Smart has a nice ring to it. It’s lovely to say something or someone is smart. Yet, it can mean so many different things.
But not all smarts are the same. A company building smart devices does not automatically mean that the people behind the things are necessarily smart or acting smartly in the long term.
Our devices are getting ever more connected. They are the ultimate spying equipment that Q of Bond movies could have only dreamed of.
Sloppy coding can breach your firewall and privacy for years without most of the users ever knowing it. The device is smart enough to leak your information but not clever enough to stop it independently.
A smart company needs to think closely what they actually want to achieve. Some of the things are easier to change yet others are more one-way streets with a lot of hardship involved to reverse the course.
The forming years of a startup define many of the things that are hard to change later. They may seem like minor issues or non-priorities when so many big pressing matters call for immediate action.
Yet, the silent ones can be either fatal or at least heavy hitting issues later on. My top favourites are business model, culture and people.
Companies’ business models say cloud and clear what they are really doing. It’s hard to deny something that is a necessity for your revenues. Google and Facebook are examples where you, the user, are the product. They are information hungry for a very good reason. It’s the money making machine.
In comparison, Apple is primarily profiting from selling devices and hence there is more credible claim of aligning with user privacy and letting users be in control of their information.
The tide is changing from centralised top-down hierarchy of data collection to user powered and controlled decentralised model. People are getting wearier of data breaches and the leaks can have dire consequences due to cheaper data mining, mass handling and surveillance.
Culture is something that happens anyways. You have a culture whether you consciously are aware of it or not. Often, the first people in a company define by their own actions and values the way things are done in the future. Culture eats strategy for breakfast. Once something is a habit it’s difficult to change it.
Nice statements have very little relevance if your performance goals and required results conflict them. Incentive structures are powerful tools that shape your culture, for better or worse.
This leads to the most crucial component: the people. Values and integrity define the outcomes. If you have a culture where long-term business relationship with clients is of upmost important it shows in the user experience and quality of the products. And all these start and end with your people.
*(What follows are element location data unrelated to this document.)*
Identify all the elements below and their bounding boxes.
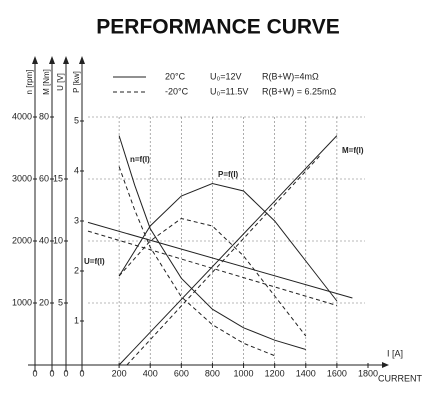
y-tick-label: 15: [53, 173, 63, 183]
x-tick-label: 1000: [234, 368, 254, 378]
x-axis-arrow: [382, 362, 389, 368]
curve: [118, 135, 338, 366]
curve-label: n=f(I): [130, 155, 150, 164]
y-axis-arrow: [79, 56, 85, 64]
y-tick-label: 1000: [12, 297, 32, 307]
y-tick-label: 20: [39, 297, 49, 307]
y-tick-label: 5: [58, 297, 63, 307]
y-axis-arrow: [63, 56, 69, 64]
y-tick-label: 2000: [12, 235, 32, 245]
legend-label: -20°C: [165, 86, 189, 96]
y-tick-label: 3000: [12, 173, 32, 183]
y-tick-label: 3: [74, 215, 79, 225]
y-axis-label: n [rpm]: [25, 70, 34, 95]
curve-label: M=f(I): [342, 146, 364, 155]
x-tick-label: 600: [174, 368, 189, 378]
y-tick-label: 0: [63, 368, 68, 378]
y-tick-label: 4: [74, 165, 79, 175]
y-tick-label: 0: [32, 368, 37, 378]
y-tick-label: 0: [49, 368, 54, 378]
x-tick-label: 1400: [296, 368, 316, 378]
y-axis-label: M [Nm]: [42, 69, 51, 95]
curve-dashed: [118, 166, 275, 357]
chart-title: PERFORMANCE CURVE: [96, 16, 339, 39]
x-axis-title: CURRENT: [378, 373, 423, 383]
curve: [87, 221, 353, 299]
x-tick-label: 1200: [265, 368, 285, 378]
curve-dashed: [87, 230, 338, 306]
y-tick-label: 2: [74, 265, 79, 275]
y-tick-label: 5: [74, 115, 79, 125]
curve: [118, 182, 338, 302]
curve-dashed: [126, 153, 322, 366]
x-tick-label: 800: [205, 368, 220, 378]
x-axis-label: I [A]: [387, 348, 403, 358]
legend-voltage: U₀=11.5V: [210, 86, 248, 96]
curve-dashed: [118, 217, 307, 337]
legend-resistance: R(B+W) = 6.25mΩ: [262, 86, 337, 96]
x-tick-label: 1600: [327, 368, 347, 378]
y-tick-label: 1: [74, 315, 79, 325]
curve: [118, 135, 306, 350]
curve-label: U=f(I): [84, 257, 105, 266]
curve-label: P=f(I): [218, 170, 239, 179]
y-tick-label: 80: [39, 111, 49, 121]
y-tick-label: 10: [53, 235, 63, 245]
y-axis-arrow: [32, 56, 38, 64]
y-tick-label: 60: [39, 173, 49, 183]
legend-voltage: U₀=12V: [210, 71, 242, 81]
y-tick-label: 0: [79, 368, 84, 378]
x-tick-label: 1800: [358, 368, 378, 378]
y-axis-label: U [V]: [56, 73, 65, 91]
y-axis-label: P [kw]: [72, 71, 81, 93]
legend-label: 20°C: [165, 71, 186, 81]
legend-resistance: R(B+W)=4mΩ: [262, 71, 319, 81]
y-axis-arrow: [49, 56, 55, 64]
y-tick-label: 40: [39, 235, 49, 245]
x-tick-label: 200: [112, 368, 127, 378]
x-tick-label: 400: [143, 368, 158, 378]
y-tick-label: 4000: [12, 111, 32, 121]
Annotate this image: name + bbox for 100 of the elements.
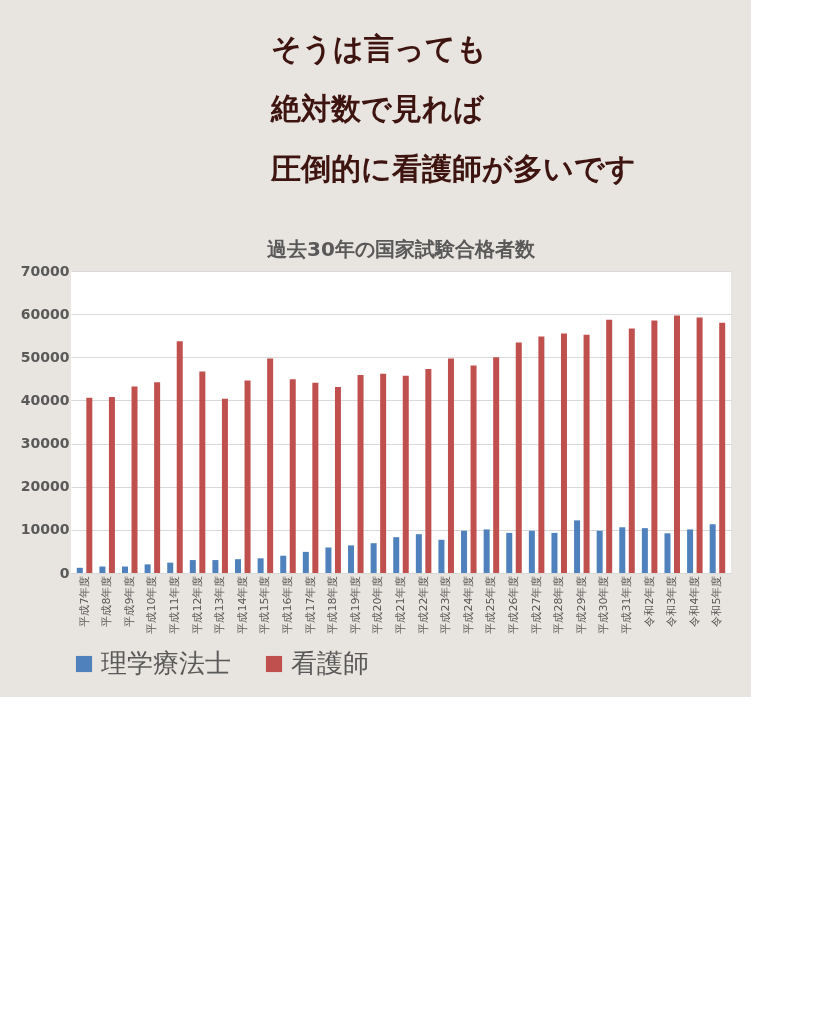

If they are not comfortable with your business model or culture it will show. What does it tell about your company and your products if the very people who are building them are distancing themselves by stating that they are not actually using them to keep their credibility? I’m just working there. It’s just my job.
Building trust takes time but losing it can be done in seconds.
Showing love to the customer is good way to earn their respect and loyalty. A good quality product oozes trust and care. It is a delight to discover new features in products that you have already used for years beforehand. It tells someone has paid attention to details and thought about you, the end-user.
Being smart involves the why question in the beginning. Why are we doing what we are doing? This links to the other important question: Who’s really our customer (that pays our bills)? It may not be the one actually using our products.
Ambiguity on these two points tends to lead to confusion and conflicts later on. This is the business model issue: It’s hard to serve two masters.
Your business model and culture attract certain type of people. And they define the quality of your offerings and customer experience. This is where the short term meets the long-term, and your profits as well.
There are so many ways to be smart. What is yours?